The new Inflation Bill will not reduce healthcare costs in the U.S. Why? An analysis predicts that by 2030, 48.9% of adults in the United States will be obese, and 24.2% will be severely obese. Annual obesity-related medical care costs in the United States, in 2019 dollars, were estimated to be nearly $173 billion. Annual nationwide productivity costs of obesity-related absenteeism range between $3.38 billion and $6.38 billion. While some medical issues cause obesity, the most significant cause is eating the wrong foods and lack of exercise.
SUMMARY: Obesity has many causes, and while we would like to think the answer is as easy as people exercising more and eating less, it isn’t that simple. There is disagreement whether obesity is really considered a disease or a behavioral risk factor, similar to smoking, alcohol, and substance abuse that may lead to disease. Obesity is a multifactorial disease in which environmental conditions and several genes play an important role in developing this disease. Obesity is associated with neurodegenerative diseases (Alzheimer’s, Parkinson’s, and Huntington diseases) and neurodevelopmental diseases (autism disorder, schizophrenia, and fragile X syndrome). Some of the environmental conditions that lead to obesity are physical activity, alcohol consumption, socioeconomic status, parent feeding behavior, and diet.
IN SUMMARY: American healthcare is failing. Not only has the FDA become a political pawn but almost half the population is now obese. While there are lots of reasons for this the silence of healthcare providers is a huge reason.
- By 2030, nearly one in two adults will be obese, and nearly one in four will be severely obese.
- In as many as 29 states, the prevalence of obesity will exceed 50 percent, with no state having less than 35 percent of residents who are obese.
- Well-intentioned efforts like limiting access to huge portions of sugar-sweetened soda, the scientists note, are effectively thwarted by well-heeled industries able to dwarf the impact of educational efforts by health departments that have minuscule budgets by comparison.
- Yet too many people believe pharma wants people to stay sick so they can make money.
- The medical care costs of obesity in the United States are high. In 2008 dollars, these costs were estimated to be $147 billion.
- Millennials are on track to be the most obese generation.
- Insurance companies, physicians and employers can’t idly stand-by while obesity costs climb.

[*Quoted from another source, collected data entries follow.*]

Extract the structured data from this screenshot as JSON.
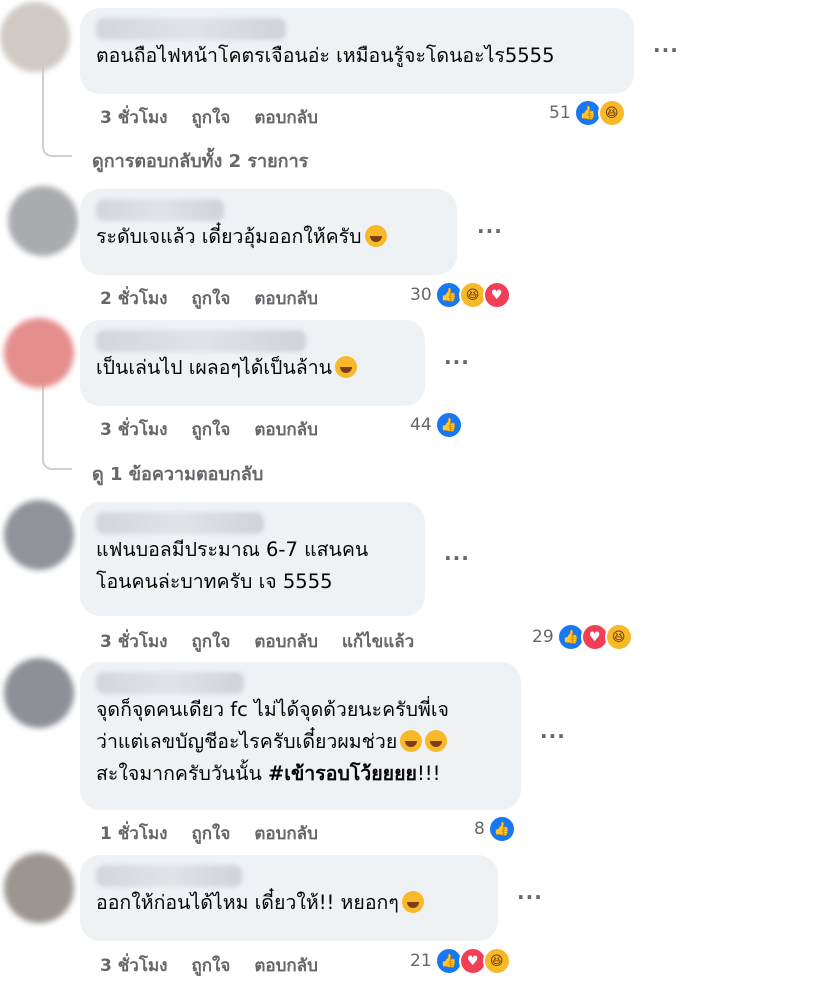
{
  "comments": [
    {
      "text": "ตอนถือไฟหน้าโคตรเจือนอ่ะ เหมือนรู้จะโดนอะไร5555",
      "time": "3 ชั่วโมง",
      "like": "ถูกใจ",
      "reply": "ตอบกลับ",
      "reaction_count": "51",
      "reactions": [
        "like",
        "haha"
      ],
      "avatar_color": "#c9c4bf"
    },
    {
      "text": "ระดับเจแล้ว เดี๋ยวอุ้มออกให้ครับ",
      "time": "2 ชั่วโมง",
      "like": "ถูกใจ",
      "reply": "ตอบกลับ",
      "reaction_count": "30",
      "reactions": [
        "like",
        "haha",
        "love"
      ],
      "avatar_color": "#a7a9ad"
    },
    {
      "text": "เป็นเล่นไป เผลอๆได้เป็นล้าน",
      "time": "3 ชั่วโมง",
      "like": "ถูกใจ",
      "reply": "ตอบกลับ",
      "reaction_count": "44",
      "reactions": [
        "like"
      ],
      "avatar_color": "#e08a8a"
    },
    {
      "text_line1": "แฟนบอลมีประมาณ 6-7 แสนคน",
      "text_line2": "โอนคนล่ะบาทครับ เจ 5555",
      "time": "3 ชั่วโมง",
      "like": "ถูกใจ",
      "reply": "ตอบกลับ",
      "edited": "แก้ไขแล้ว",
      "reaction_count": "29",
      "reactions": [
        "like",
        "love",
        "haha"
      ],
      "avatar_color": "#8f9399"
    },
    {
      "text_line1": "จุดก็จุดคนเดียว fc ไม่ได้จุดด้วยนะครับพี่เจ",
      "text_line2": "ว่าแต่เลขบัญชีอะไรครับเดี๋ยวผมช่วย",
      "text_line3_plain": "สะใจมากครับวันนั้น ",
      "text_line3_bold": "#เข้ารอบโว้ยยยย",
      "text_line3_end": "!!!",
      "time": "1 ชั่วโมง",
      "like": "ถูกใจ",
      "reply": "ตอบกลับ",
      "reaction_count": "8",
      "reactions": [
        "like"
      ],
      "avatar_color": "#8c9096"
    },
    {
      "text": "ออกให้ก่อนได้ไหม เดี๋ยวให้!! หยอกๆ",
      "time": "3 ชั่วโมง",
      "like": "ถูกใจ",
      "reply": "ตอบกลับ",
      "reaction_count": "21",
      "reactions": [
        "like",
        "love",
        "haha"
      ],
      "avatar_color": "#9a9591"
    }
  ],
  "view_replies_1": "ดูการตอบกลับทั้ง 2 รายการ",
  "view_replies_2": "ดู 1 ข้อความตอบกลับ",
  "more_options": "···",
  "colors": {
    "like": "#1877f2",
    "love": "#f33e58",
    "haha": "#f7b928",
    "bubble": "#eff2f5",
    "meta": "#65676b"
  }
}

- It’s time for a serious intervention.
SUMMARY: By 2030, 48.9% of adults in the United States will be obese and 24.2% will be severely obese. Obesity leads to serious health problems and extra healthcare costs including the reliance on prescription drugs. Leading this category are millennials who are the most obese generation in the history of our country.
WHAT NOW? According to Axios “New CDC data says that 18% of American kids are now obese, and so are 40% of adults. Those numbers are projected to grow. This means that there will be more adults down the road with chronic conditions, such as diabetes — which will be costly for patients and the system alike.
KEY IDEA: America’s expanding waistlines are causing health spending to spiral out of control. Obesity-related illnesses consume nearly a third of the nation’s health-care dollars An obese adult uses 42 percent more health care than a healthy-weight adult, and a morbidly obese adult uses a staggering 81 percent more, according to the Robert Wood Johnson Foundation. Until we start fighting this epidemic, the nations’ healthcare costs are going to continue to climb.